A cross between the chaotic beer-soaked party sound of The Hold Steady and an ambiguously Irish punk band, Wormburner have created a kinetic mix that is getting people to take notice. The band’s new single “Somewhere Else To Be,” an up-tempo head-bopper with a mosh-pit inducing chorus, is currently in heavy rotation on indie rock radio stations, including Seattle tastemakers KEXP.
Play a high-octane set of rock and roll, the band oscillated between their older in your face punk music and newer, more subtle material, manically racing from 0-30 and leaving the audience breathlessly, ecstatically hanging on.
The new music sounds more nuanced in its arrangement, adding a dark undertone to the band’s raucous mix, with echoes of Interpol or Spoon. Assisted on stage by guest guitarist Sean Eden of Luna, the band’s new sound took on an extra dimension, though by no means has it lost its kick. A high-powered listen, the new album is filled with aggressively pelvis forward rock, which had the crowd at Mercury Lounge jumping.
Though it’s hard not to get caught up in the band’s hurtling sound, if you can parse the forest from the trees, the band’s real forte is their lyrical story telling. Winding narratives with an array of disparate, colorful characters including a modern day, shell-shocked solider and an aging gay hustler, front man Henry paced the stage spouting lyrics over an avalanche of guitars.

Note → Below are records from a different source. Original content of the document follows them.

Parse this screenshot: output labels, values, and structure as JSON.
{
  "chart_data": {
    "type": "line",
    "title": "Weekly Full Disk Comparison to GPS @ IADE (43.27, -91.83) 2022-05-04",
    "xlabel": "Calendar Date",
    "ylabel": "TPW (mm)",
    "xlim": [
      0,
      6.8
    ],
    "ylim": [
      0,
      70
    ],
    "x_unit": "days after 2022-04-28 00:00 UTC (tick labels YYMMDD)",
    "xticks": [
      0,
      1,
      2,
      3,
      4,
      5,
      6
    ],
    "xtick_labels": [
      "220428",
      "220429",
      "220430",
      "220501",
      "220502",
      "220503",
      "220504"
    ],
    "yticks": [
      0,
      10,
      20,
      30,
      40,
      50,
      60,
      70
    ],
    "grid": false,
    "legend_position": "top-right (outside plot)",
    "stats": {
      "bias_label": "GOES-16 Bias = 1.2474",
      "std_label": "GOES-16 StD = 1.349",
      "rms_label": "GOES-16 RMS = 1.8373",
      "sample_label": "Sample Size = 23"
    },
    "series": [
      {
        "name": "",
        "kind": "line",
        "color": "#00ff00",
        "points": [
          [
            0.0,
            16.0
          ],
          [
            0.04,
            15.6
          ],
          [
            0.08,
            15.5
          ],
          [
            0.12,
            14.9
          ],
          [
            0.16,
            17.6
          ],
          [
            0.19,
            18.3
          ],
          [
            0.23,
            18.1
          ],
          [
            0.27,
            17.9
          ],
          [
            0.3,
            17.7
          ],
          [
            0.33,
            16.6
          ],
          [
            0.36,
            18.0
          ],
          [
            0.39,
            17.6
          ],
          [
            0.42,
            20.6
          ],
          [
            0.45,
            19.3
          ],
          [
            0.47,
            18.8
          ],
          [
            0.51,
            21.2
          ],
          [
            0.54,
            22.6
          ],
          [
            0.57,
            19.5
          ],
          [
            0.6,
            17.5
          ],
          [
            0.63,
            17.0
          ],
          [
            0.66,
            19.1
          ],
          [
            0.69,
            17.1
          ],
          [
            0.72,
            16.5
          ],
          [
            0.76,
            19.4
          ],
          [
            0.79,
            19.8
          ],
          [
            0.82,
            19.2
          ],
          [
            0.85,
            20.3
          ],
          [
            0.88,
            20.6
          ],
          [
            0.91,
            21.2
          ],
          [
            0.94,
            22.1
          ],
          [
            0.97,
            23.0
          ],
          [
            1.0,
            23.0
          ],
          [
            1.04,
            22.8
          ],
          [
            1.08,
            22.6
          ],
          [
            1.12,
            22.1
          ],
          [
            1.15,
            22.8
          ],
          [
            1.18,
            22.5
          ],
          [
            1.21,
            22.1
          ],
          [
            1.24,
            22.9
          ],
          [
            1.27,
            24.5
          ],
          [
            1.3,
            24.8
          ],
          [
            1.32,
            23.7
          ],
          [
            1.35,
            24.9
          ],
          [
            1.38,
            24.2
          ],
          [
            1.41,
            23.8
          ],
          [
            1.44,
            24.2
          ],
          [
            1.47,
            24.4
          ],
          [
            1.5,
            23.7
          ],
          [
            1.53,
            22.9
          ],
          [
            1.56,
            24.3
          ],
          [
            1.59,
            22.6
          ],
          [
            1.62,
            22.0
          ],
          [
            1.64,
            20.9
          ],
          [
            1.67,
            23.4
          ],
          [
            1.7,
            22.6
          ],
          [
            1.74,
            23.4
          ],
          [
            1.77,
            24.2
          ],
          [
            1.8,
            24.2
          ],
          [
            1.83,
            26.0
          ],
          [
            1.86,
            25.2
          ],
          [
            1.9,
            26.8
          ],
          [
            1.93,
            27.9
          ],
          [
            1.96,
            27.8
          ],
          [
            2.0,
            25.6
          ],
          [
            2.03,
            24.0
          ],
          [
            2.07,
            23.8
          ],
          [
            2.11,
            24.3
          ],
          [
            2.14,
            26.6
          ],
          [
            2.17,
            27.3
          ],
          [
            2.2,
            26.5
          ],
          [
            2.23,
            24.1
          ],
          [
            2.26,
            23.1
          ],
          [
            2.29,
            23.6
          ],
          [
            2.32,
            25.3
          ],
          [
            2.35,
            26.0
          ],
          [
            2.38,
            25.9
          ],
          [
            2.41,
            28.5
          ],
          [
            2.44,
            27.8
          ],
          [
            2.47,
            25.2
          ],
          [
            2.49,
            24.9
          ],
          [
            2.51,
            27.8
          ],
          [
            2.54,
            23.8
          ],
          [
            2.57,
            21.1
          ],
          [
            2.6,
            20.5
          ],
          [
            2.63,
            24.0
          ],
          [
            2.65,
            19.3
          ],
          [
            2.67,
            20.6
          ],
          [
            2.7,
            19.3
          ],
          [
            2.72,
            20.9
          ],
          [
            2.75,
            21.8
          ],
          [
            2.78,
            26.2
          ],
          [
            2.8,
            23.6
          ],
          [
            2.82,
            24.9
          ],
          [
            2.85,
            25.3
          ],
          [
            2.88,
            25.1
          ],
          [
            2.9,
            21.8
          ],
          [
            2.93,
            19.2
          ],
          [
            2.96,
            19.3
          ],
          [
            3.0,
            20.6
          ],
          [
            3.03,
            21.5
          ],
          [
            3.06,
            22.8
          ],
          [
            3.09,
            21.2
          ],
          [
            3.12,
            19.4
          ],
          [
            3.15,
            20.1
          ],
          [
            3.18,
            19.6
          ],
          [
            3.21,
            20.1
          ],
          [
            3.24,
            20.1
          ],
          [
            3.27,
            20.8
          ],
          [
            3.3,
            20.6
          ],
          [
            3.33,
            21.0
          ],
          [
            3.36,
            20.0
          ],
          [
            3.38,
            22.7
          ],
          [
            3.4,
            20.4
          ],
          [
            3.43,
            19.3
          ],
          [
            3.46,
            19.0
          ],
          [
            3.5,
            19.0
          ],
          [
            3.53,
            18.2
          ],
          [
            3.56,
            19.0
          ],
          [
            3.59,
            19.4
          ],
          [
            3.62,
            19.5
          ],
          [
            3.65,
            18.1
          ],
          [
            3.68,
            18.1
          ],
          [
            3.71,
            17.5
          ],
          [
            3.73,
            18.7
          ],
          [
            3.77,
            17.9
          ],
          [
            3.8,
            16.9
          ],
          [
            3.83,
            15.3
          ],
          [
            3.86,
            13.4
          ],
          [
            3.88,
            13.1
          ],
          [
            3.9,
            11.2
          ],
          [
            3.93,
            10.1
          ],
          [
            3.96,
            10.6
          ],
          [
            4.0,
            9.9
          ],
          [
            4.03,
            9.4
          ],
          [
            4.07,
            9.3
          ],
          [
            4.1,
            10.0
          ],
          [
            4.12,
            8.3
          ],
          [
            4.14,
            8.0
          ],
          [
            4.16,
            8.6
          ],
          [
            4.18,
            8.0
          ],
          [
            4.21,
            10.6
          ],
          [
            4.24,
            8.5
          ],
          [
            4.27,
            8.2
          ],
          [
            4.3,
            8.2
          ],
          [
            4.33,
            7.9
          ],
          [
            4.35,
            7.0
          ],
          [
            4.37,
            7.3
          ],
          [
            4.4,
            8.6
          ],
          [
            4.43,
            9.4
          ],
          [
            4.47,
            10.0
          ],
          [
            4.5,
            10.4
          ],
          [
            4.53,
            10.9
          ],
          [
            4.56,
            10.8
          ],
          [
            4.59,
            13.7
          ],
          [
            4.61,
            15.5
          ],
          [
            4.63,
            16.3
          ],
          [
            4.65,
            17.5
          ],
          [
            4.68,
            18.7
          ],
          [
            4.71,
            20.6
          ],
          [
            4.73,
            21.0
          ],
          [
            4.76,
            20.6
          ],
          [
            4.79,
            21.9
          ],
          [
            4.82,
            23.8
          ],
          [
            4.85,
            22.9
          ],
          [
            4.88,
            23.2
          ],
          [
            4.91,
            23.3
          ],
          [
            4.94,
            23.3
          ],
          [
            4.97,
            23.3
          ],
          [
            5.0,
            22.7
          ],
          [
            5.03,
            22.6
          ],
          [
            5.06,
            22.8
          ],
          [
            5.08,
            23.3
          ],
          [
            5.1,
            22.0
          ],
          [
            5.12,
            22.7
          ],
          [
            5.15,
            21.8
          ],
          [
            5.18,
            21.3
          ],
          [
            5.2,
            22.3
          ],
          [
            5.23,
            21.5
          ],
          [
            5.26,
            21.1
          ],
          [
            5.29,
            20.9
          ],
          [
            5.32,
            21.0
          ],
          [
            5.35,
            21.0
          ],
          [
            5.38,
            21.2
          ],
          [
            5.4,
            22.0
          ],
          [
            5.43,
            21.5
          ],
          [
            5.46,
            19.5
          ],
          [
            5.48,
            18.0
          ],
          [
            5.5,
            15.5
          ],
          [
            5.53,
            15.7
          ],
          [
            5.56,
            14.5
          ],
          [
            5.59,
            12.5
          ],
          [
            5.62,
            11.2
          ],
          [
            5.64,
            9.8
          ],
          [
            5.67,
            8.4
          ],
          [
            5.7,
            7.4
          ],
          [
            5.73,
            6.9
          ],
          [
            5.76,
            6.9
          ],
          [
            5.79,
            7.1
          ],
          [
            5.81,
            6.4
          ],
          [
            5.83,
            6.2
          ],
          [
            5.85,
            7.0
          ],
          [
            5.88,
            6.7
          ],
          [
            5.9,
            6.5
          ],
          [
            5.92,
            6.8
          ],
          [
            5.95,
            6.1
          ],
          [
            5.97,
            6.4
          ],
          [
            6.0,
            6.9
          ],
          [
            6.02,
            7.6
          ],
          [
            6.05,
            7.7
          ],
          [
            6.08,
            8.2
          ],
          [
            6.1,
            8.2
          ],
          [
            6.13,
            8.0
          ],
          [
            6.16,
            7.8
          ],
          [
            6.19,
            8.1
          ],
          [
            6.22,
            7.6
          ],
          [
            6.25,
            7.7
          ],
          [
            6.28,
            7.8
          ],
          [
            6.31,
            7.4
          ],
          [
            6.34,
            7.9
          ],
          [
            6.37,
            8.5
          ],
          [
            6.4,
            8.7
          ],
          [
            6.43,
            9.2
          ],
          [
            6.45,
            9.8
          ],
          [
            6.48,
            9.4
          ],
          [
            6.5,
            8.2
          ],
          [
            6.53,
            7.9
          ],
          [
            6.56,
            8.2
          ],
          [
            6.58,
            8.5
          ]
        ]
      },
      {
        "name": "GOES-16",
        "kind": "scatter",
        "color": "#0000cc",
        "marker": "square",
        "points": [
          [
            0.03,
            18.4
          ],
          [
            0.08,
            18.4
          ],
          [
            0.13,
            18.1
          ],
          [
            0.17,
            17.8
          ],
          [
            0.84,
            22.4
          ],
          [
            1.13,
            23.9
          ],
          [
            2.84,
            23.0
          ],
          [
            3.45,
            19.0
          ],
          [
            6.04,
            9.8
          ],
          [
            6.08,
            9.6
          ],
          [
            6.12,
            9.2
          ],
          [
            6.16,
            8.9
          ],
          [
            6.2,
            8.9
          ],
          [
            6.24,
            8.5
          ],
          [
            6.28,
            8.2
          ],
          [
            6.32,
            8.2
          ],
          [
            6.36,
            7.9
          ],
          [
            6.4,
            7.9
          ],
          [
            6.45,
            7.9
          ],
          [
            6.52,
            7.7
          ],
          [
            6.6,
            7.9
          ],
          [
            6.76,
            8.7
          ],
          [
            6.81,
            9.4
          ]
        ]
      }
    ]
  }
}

With a mop of curly blond hair, he looked like an oversized bar mitzvah boy, aggressively spinning tales and preaching forcefully from the pulpit. However, there is nothing of the novice about Henry, who charismatically led the band with his nasal intoning, that if you close your eyes could easily be mistaken for the vocals of The Mountain Goats’ John Darnielle.
Wormburner’s focus on lyrical storytelling makes one call into question the origins of their name, which is, to say the least, uncommon. According to their bio the moniker is a slang baseball term for a fast groundball, yet for those not athletically inclined, it could easily, if mistakenly, be interpreted it in a more literal, violent sense. And the band’s raucous sound only helps to perpetuate an image of mischievous boys burning sluggish insects. In fact, this chaotic, devilish, and child-like abandon is so easily heard on the band’s new record that this definition almost seems more fitting.
Capitalizing on that reckless surrender to the music, the evening’s highlight came when, before closing their set, the band played a scorching rendition of Donovan’s oft-covered The Season of The Witch. Delivered with all the pathos and biting wickedness of the season, as Henry repeatedly cried out, “Oh nooo, must be the season of the witch,” from atop the band’s towering wall of noise, there was definitely magic in the air.